With Apollo-Server, we use the automatic schema registration and metric reporting features. If the following environment variables are set Apollo-Server will connect to the given Apollo Studio graph and register the GraphQL schema for the provided variant automatically once the server starts. It will then also send metrics to Apollo Studio with data about requests types and error rates.

APOLLO_KEY=YOUR_KEY_TIED_TO_THE_GRAPH_YOU_ARE_CONNECTING_TO
APOLLO_GRAPH_VARIANT=staging
APOLLO_SCHEMA_REPORTING=true

The APOLLO_KEY variable is defined in the package.json file and exported at run time when the server starts with the npm run start:enterprise-* script so it can be unique for each instance.
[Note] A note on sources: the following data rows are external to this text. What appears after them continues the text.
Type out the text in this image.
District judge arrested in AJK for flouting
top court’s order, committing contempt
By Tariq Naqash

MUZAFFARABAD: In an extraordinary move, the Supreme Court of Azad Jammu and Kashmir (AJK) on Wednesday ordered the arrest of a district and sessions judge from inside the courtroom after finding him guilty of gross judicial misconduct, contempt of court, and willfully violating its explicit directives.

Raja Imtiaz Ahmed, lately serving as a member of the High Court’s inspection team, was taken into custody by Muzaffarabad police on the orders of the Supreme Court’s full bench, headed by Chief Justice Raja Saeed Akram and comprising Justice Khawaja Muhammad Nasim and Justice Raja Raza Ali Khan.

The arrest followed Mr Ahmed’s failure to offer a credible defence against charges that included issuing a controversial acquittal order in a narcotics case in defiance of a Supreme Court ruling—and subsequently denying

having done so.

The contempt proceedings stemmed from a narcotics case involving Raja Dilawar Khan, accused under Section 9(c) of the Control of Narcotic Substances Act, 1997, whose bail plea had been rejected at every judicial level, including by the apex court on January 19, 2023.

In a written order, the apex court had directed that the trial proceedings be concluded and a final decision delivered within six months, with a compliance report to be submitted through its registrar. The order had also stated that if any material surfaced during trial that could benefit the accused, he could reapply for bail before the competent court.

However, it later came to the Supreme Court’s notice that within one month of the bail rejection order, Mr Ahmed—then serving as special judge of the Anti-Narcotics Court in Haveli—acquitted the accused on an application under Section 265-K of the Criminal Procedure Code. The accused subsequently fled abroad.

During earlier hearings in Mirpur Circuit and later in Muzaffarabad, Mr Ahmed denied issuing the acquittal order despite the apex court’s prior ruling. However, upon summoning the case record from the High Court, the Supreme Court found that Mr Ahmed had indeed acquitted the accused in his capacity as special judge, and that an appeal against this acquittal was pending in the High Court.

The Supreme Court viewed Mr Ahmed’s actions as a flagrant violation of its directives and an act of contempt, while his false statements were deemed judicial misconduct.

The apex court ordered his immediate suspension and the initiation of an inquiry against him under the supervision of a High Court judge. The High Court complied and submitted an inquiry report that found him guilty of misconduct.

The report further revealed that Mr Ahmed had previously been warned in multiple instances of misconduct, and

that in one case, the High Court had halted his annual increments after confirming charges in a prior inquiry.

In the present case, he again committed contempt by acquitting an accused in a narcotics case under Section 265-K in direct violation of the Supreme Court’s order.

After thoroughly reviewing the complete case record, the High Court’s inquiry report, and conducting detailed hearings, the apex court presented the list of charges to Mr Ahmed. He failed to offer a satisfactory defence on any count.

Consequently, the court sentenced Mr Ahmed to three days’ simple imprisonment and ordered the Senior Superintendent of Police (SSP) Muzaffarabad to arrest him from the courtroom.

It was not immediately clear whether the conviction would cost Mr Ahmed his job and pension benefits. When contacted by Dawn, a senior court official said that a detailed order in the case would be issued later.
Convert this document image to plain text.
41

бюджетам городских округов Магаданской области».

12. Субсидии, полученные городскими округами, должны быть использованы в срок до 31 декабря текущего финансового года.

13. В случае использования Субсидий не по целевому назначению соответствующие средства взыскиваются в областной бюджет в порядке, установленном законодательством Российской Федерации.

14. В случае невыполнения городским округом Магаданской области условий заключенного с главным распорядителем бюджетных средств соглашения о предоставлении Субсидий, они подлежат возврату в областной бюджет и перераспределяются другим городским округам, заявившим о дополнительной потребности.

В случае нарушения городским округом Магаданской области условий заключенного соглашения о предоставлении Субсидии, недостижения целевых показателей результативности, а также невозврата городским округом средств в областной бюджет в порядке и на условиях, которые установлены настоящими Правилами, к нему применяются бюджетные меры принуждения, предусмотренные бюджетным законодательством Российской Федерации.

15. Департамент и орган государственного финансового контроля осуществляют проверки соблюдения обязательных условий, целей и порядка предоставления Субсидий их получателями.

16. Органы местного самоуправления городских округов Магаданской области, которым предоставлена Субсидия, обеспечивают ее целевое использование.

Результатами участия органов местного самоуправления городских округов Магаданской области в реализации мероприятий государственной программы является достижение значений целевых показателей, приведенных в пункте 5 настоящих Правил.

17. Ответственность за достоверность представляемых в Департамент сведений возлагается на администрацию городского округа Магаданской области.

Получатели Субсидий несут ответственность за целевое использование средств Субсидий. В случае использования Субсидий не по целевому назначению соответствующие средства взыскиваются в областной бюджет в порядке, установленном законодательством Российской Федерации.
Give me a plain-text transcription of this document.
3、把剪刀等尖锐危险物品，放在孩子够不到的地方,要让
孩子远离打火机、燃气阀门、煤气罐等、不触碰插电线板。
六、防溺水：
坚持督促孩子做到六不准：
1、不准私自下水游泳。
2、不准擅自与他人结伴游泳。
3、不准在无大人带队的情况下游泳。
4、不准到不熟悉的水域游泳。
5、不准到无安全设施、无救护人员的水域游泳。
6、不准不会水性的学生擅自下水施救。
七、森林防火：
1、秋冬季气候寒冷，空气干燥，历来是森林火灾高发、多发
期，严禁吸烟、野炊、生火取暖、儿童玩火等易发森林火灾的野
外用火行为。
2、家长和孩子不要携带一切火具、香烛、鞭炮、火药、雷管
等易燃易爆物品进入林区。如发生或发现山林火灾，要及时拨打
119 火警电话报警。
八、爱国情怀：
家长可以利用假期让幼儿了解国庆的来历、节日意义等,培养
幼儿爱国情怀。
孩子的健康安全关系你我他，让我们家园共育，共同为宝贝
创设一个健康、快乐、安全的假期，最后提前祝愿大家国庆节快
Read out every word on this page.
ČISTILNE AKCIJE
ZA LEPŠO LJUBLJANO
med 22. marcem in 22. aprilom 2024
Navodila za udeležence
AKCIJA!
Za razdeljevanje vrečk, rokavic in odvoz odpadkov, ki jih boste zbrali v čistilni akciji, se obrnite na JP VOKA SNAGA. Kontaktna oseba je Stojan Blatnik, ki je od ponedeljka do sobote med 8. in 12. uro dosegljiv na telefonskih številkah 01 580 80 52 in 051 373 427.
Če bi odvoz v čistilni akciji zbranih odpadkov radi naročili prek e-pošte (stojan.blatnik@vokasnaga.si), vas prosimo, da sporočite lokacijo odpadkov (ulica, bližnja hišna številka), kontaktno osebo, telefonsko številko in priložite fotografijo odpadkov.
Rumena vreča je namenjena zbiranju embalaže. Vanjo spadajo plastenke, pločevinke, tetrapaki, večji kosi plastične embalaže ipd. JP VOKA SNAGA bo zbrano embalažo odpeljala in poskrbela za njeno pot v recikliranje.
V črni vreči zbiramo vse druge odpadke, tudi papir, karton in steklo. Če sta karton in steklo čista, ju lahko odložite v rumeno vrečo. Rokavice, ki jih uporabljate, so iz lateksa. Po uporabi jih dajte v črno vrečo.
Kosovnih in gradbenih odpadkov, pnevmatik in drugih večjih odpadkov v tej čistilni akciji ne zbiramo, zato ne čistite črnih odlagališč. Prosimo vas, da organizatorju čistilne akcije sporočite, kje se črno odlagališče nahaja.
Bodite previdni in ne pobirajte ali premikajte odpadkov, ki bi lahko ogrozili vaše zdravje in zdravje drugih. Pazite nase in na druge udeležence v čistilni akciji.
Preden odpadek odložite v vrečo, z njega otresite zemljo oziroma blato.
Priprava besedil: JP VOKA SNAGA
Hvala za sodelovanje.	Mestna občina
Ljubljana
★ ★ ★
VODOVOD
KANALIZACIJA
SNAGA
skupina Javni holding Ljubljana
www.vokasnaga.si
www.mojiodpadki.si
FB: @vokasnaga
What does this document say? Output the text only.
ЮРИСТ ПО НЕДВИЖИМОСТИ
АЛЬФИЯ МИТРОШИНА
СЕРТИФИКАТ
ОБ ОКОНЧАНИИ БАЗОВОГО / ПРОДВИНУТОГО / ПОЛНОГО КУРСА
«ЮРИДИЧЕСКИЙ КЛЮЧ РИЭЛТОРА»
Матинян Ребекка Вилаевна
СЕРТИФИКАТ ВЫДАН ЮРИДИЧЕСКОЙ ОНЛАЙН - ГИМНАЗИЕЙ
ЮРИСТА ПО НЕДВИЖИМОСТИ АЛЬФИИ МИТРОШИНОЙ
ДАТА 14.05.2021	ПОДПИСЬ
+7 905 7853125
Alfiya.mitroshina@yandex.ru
The APOLLO_GRAPH_VARIANT and APOLLO_SCHEMA_REPORTING variables are defined in the configuration repo for each environment and are pulled in at deploy time.

We currenlty register schema and report metrics for our integration, staging, sandbox, and production environments.

Schema Checks

We also use the Schema checking feature which allows us to identify any breaking changes to the schema before deploying to production. This is done in our CI/CD pipeline where we check the new schema for each enterprise-graphql instance against what is currently running in production.

Notifications

Each enterprise-graphql instance also has notifications configured. Messages will be sent to our #graphql-changes slack channel for schema changes and performance alerts.